FTX’s former CEO claims crypto exchange is still solvent | Cryptocurrencies

FTX’s former CEO claims crypto exchange is still solvent | Cryptocurrencies

Sam Bankman-Fried, the former chief executive of the collapsed crypto exchange FTX, has claimed the company he founded is still solvent, even as its new boss, who oversaw the final days of Enron, begins the formal bankruptcy process.

In a series of tweets posted overnight on Tuesday, Bankman-Fried insisted the company had about $9bn (£7.6bn) of assets, in a mixture of semi-liquid and illiquid holdings, while owing customers only $8bn.

The tweets implicitly double down on his early claim that his company’s holdings of “serum”, a token FTX controls with a current market cap of $80m, is in fact worth $2bn.

Sam Bankman-Fried, the founder of FTX
Sam Bankman-Fried posted a series of Tweets about FTX overnight. Photograph: Saul Loeb/AFP/Getty

“A few weeks ago, FTX was handling ~$10bn/day of volume and billions of transfers,” he wrote. “Here’s where things stand today, roughly speaking,” he said, before saying the company had $5.5bn of “semi” liquid assets and $3.5bn of “illiquid” assets. “And yeah, maybe that $9bn illiquid [at market prices] isn’t worth $9bn. [On the other hand] – a month ago it was worth $18bn.”

Bankman-Fried acknowledged “you’ve all seen this”, since the numbers he cited had already been revealed in an internal spreadsheet published by the Financial Times on Saturday, apparently created by Bankman-Fried himself on Thursday 10 November, the same day he apologised for its huge collapse in value earlier in the week.

However, that spreadsheet also suggested some of the “less liquid” $5.5bn could prove hard to turn into cash for the company’s creditors. More than $2bn of the assets the company holds are in a crypto token called serum, the underlying token of a decentralised exchange launched by FTX in 2021.

Despite valuing its holdings of the token at $2.2bn, and claiming they were worth more than $5bn only a few weeks earlier, the total implied market capitalisation of all freely trading serum is only $80m. It would be hard for FTX or its creditors to sell 25 times more serum than had ever previously been traded at anywhere near the current market price, or at all.
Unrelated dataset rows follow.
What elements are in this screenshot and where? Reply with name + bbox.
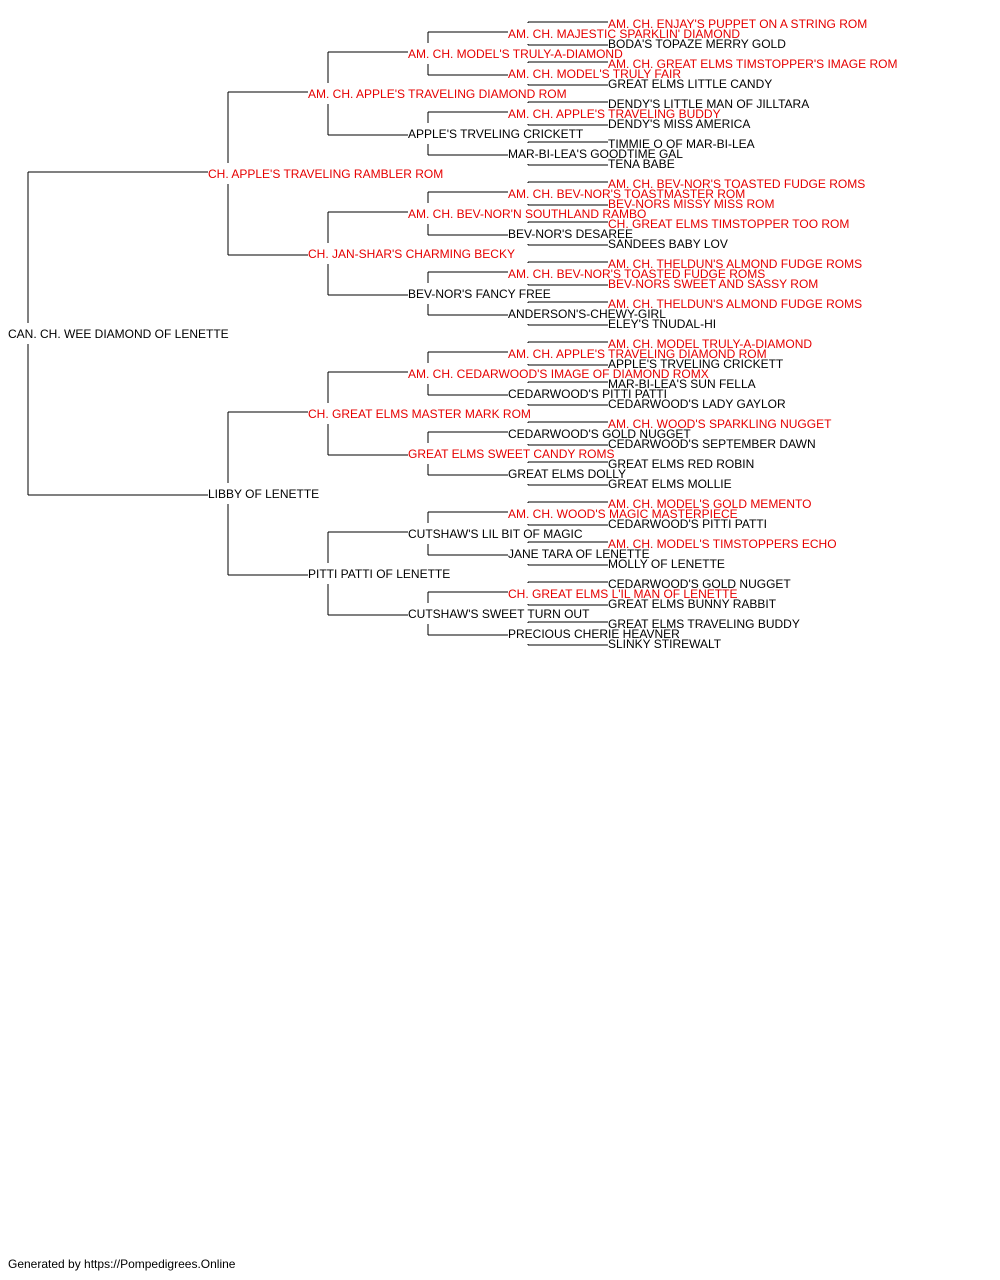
ancestor-gen5-bev-nors-sweet-and-sassy-rom: BEV-NORS SWEET AND SASSY ROM — [608, 277, 818, 291]
ancestor-gen5-mar-bi-lea-s-sun-fella: MAR-BI-LEA'S SUN FELLA — [608, 377, 756, 391]
ancestor-gen4-mar-bi-lea-s-goodtime-gal: MAR-BI-LEA'S GOODTIME GAL — [508, 147, 683, 161]
ancestor-gen4-anderson-s-chewy-girl: ANDERSON'S-CHEWY-GIRL — [508, 307, 666, 321]
ancestor-gen3-bev-nor-s-fancy-free: BEV-NOR'S FANCY FREE — [408, 287, 551, 301]
ancestor-gen5-am-ch-great-elms-timstopper-s-image-rom: AM. CH. GREAT ELMS TIMSTOPPER'S IMAGE RO… — [608, 57, 897, 71]
ancestor-gen4-cedarwood-s-gold-nugget: CEDARWOOD'S GOLD NUGGET — [508, 427, 691, 441]
ancestor-gen4-am-ch-majestic-sparklin-diamond: AM. CH. MAJESTIC SPARKLIN' DIAMOND — [508, 27, 740, 41]
ancestor-gen5-am-ch-model-s-gold-memento: AM. CH. MODEL'S GOLD MEMENTO — [608, 497, 811, 511]
ancestor-gen5-tena-babe: TENA BABE — [608, 157, 675, 171]
ancestor-gen2-am-ch-apple-s-traveling-diamond-rom: AM. CH. APPLE'S TRAVELING DIAMOND ROM — [308, 87, 567, 101]
ancestor-gen3-great-elms-sweet-candy-roms: GREAT ELMS SWEET CANDY ROMS — [408, 447, 614, 461]
ancestor-gen5-great-elms-traveling-buddy: GREAT ELMS TRAVELING BUDDY — [608, 617, 800, 631]
ancestor-gen5-am-ch-wood-s-sparkling-nugget: AM. CH. WOOD'S SPARKLING NUGGET — [608, 417, 832, 431]
ancestor-gen4-jane-tara-of-lenette: JANE TARA OF LENETTE — [508, 547, 650, 561]
ancestor-gen5-great-elms-little-candy: GREAT ELMS LITTLE CANDY — [608, 77, 772, 91]
ancestor-gen4-am-ch-apple-s-traveling-buddy: AM. CH. APPLE'S TRAVELING BUDDY — [508, 107, 721, 121]
ancestor-gen4-bev-nor-s-desaree: BEV-NOR'S DESAREE — [508, 227, 633, 241]
ancestor-gen4-am-ch-bev-nor-s-toasted-fudge-roms: AM. CH. BEV-NOR'S TOASTED FUDGE ROMS — [508, 267, 765, 281]
ancestor-gen5-apple-s-trveling-crickett: APPLE'S TRVELING CRICKETT — [608, 357, 784, 371]
ancestor-gen5-cedarwood-s-september-dawn: CEDARWOOD'S SEPTEMBER DAWN — [608, 437, 816, 451]
ancestor-gen4-cedarwood-s-pitti-patti: CEDARWOOD'S PITTI PATTI — [508, 387, 667, 401]
ancestor-gen3-am-ch-model-s-truly-a-diamond: AM. CH. MODEL'S TRULY-A-DIAMOND — [408, 47, 623, 61]
ancestor-gen4-great-elms-dolly: GREAT ELMS DOLLY — [508, 467, 626, 481]
ancestor-gen1-libby-of-lenette: LIBBY OF LENETTE — [208, 487, 319, 501]
ancestor-gen5-am-ch-enjay-s-puppet-on-a-string-rom: AM. CH. ENJAY'S PUPPET ON A STRING ROM — [608, 17, 867, 31]
ancestor-gen5-cedarwood-s-gold-nugget: CEDARWOOD'S GOLD NUGGET — [608, 577, 791, 591]
ancestor-gen2-ch-great-elms-master-mark-rom: CH. GREAT ELMS MASTER MARK ROM — [308, 407, 531, 421]
ancestor-gen5-am-ch-bev-nor-s-toasted-fudge-roms: AM. CH. BEV-NOR'S TOASTED FUDGE ROMS — [608, 177, 865, 191]
ancestor-gen5-great-elms-red-robin: GREAT ELMS RED ROBIN — [608, 457, 754, 471]
ancestor-gen5-dendy-s-little-man-of-jilltara: DENDY'S LITTLE MAN OF JILLTARA — [608, 97, 809, 111]
ancestor-gen5-eley-s-tnudal-hi: ELEY'S TNUDAL-HI — [608, 317, 716, 331]
ancestor-gen4-am-ch-model-s-truly-fair: AM. CH. MODEL'S TRULY FAIR — [508, 67, 681, 81]
ancestor-gen3-am-ch-bev-nor-n-southland-rambo: AM. CH. BEV-NOR'N SOUTHLAND RAMBO — [408, 207, 646, 221]
ancestor-gen2-ch-jan-shar-s-charming-becky: CH. JAN-SHAR'S CHARMING BECKY — [308, 247, 515, 261]
ancestor-gen5-cedarwood-s-pitti-patti: CEDARWOOD'S PITTI PATTI — [608, 517, 767, 531]
ancestor-gen5-sandees-baby-lov: SANDEES BABY LOV — [608, 237, 728, 251]
ancestor-gen5-am-ch-model-truly-a-diamond: AM. CH. MODEL TRULY-A-DIAMOND — [608, 337, 812, 351]
ancestor-gen3-cutshaw-s-sweet-turn-out: CUTSHAW'S SWEET TURN OUT — [408, 607, 590, 621]
ancestor-gen4-precious-cherie-heavner: PRECIOUS CHERIE HEAVNER — [508, 627, 680, 641]
ancestor-gen5-bev-nors-missy-miss-rom: BEV-NORS MISSY MISS ROM — [608, 197, 774, 211]
ancestor-gen5-molly-of-lenette: MOLLY OF LENETTE — [608, 557, 725, 571]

Serum’s market value is also closely tied to the fortunes of FTX. Although the serum exchange is “decentralised”, it is in practical terms controlled by FTX, which holds the vast majority of governance tokens and the right to mint new ones – a right it has already exercised twice in the past.

Despite being ousted as the chief executive, Bankman-Fried continues to try to raise capital for a rescue package for the exchange. “What can I try to do? Raise liquidity, make customers whole, and restart. Maybe I’ll fail. Maybe I won’t get anything more for customers than what’s already there,” he said.

“I’ve certainly failed before. You all know that now, all too well. But all I can do is to try. I’ve failed enough for the month. And part of me thinks I might get somewhere.”

The wider fallout of the collapse of FTX is ongoing. On Monday, the crypto exchange BlockFi warned customers it had “significant exposure to FTX” due to loans to the group and assets held on the exchange, and on Tuesday reportedly began planning a wave of layoffs and a potential bankruptcy filing.

On Wednesday, the crypto exchange Genesis “made the difficult decision to temporarily suspend redemptions” from the company’s lending business after a series of withdrawals from the service. Genesis said the cause of the withdrawal freeze was a liquidity crunch.